How do I derive the gradient with respect to the parameters of the softmax policy?

Question

The gradient of the softmax eligibility trace is given by the following:

\begin{align} \nabla_{\theta} \log(\pi_{\theta}(a|s)) &= \phi(s,a) - \mathbb E[\phi (s, \cdot)]\\ &= \phi(s,a) - \sum_{a'} \pi(a'|s) \phi(s,a') \end{align}

How is this equation derived?

The following relation is true:

\begin{align} \nabla_{\theta} \log(\pi_{\theta}(a|s)) &= \frac{\nabla_{\theta} \pi_{\theta}(a|s)}{\pi_{\theta}(a|s)} \tag{1}\label{1} \end{align}

Thus, the following relation must also be true: \begin{align} \frac{\nabla_{\theta} \pi_{\theta}(a|s)}{\pi_{\theta}(a|s)} &=\phi(s,a) - \sum_{a'} \pi(a'|s) \phi(s,a') \end{align}

Mathematically, why would this be the case?
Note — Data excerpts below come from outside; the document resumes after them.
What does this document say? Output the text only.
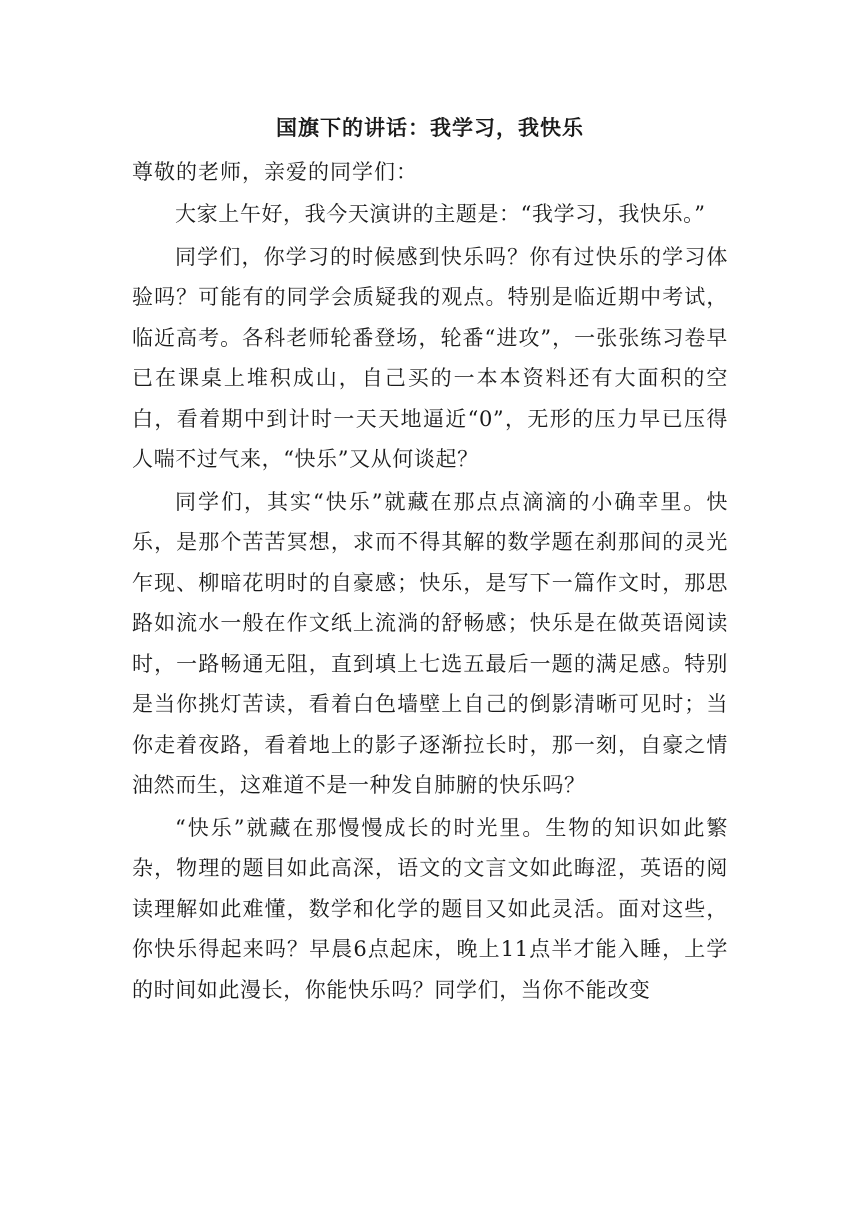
国旗下的讲话：我学习，我快乐

尊敬的老师，亲爱的同学们：

大家上午好，我今天演讲的主题是：“我学习，我快乐。”

同学们，你学习的时候感到快乐吗？你有过快乐的学习体验吗？可能有的同学会质疑我的观点。特别是临近期中考试，临近高考。各科老师轮番登场，轮番“进攻”，一张张练习卷早已在课桌上堆积成山，自己买的一本本资料还有大面积的空白，看着期中到计时一天天地逼近“0”，无形的压力早已压得人喘不过气来，“快乐”又从何谈起？

同学们，其实“快乐”就藏在那点点滴滴的小确幸里。快乐，是那个苦苦冥想，求而不得其解的数学题在刹那间的灵光乍现、柳暗花明时的自豪感；快乐，是写下一篇作文时，那思路如流水一般在作文纸上流淌的舒畅感；快乐是在做英语阅读时，一路畅通无阻，直到填上七选五最后一题的满足感。特别是当你挑灯苦读，看着白色墙壁上自己的倒影清晰可见时；当你走着夜路，看着地上的影子逐渐拉长时，那一刻，自豪之情油然而生，这难道不是一种发自肺腑的快乐吗？

“快乐”就藏在那慢慢成长的时光里。生物的知识如此繁杂，物理的题目如此高深，语文的文言文如此晦涩，英语的阅读理解如此难懂，数学和化学的题目又如此灵活。面对这些，你快乐得起来吗？早晨6点起床，晚上11点半才能入睡，上学的时间如此漫长，你能快乐吗？同学们，当你不能改变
Probably, you just need to answer my question above because \ref{1} is true and it's just the rule to differentiate a logarithm.

Answer 1

Softmax policy $\pi_\theta(s,a)$ is defined as $\frac{\exp{(\phi(s,a)^T \theta})}{\Sigma \exp{(\phi(s,a) ^T \theta) }}$, where the summation is over the action space.
Taking log, this becomes $$ \log \pi_\theta(s,a) = log(e^{\phi(s,a) ^T \theta}) - log({\Sigma e^{\phi(s,a) ^T \theta }}) \\ = \phi(s,a) ^T \theta - log({\Sigma e^{\phi(s,a)^T \theta }}) $$

Taking derivative wrt $\theta$, this becomes $$ \nabla_\theta \log \pi_\theta(s,a) = \phi(s,a) - \nabla_\theta log({\Sigma e^{\phi(s,a) ^T \theta }}) $$

We can rewrite $\nabla_\theta log({\Sigma e^{\phi(s,a)^T \theta }})$ as follows. $$ \nabla_\theta log({\Sigma e^{\phi(s,a)^T \theta }}) = \frac{\nabla_\theta \Sigma e^{\phi(s,a)^T \theta}}{\Sigma e^{\phi(s,a) ^T \theta}} = \frac{\Sigma \phi(s,a) e^{\phi(s,a) ^T \theta}}{\Sigma e^{\phi(s,a) ^T \theta}} = \Sigma \phi(s,a) \pi_\theta(s,a) $$

The final equation then becomes $$ \nabla_\theta \log \pi_\theta(s,a) = \phi(s,a) - \Sigma \phi(s,a) \pi_\theta(s,a) $$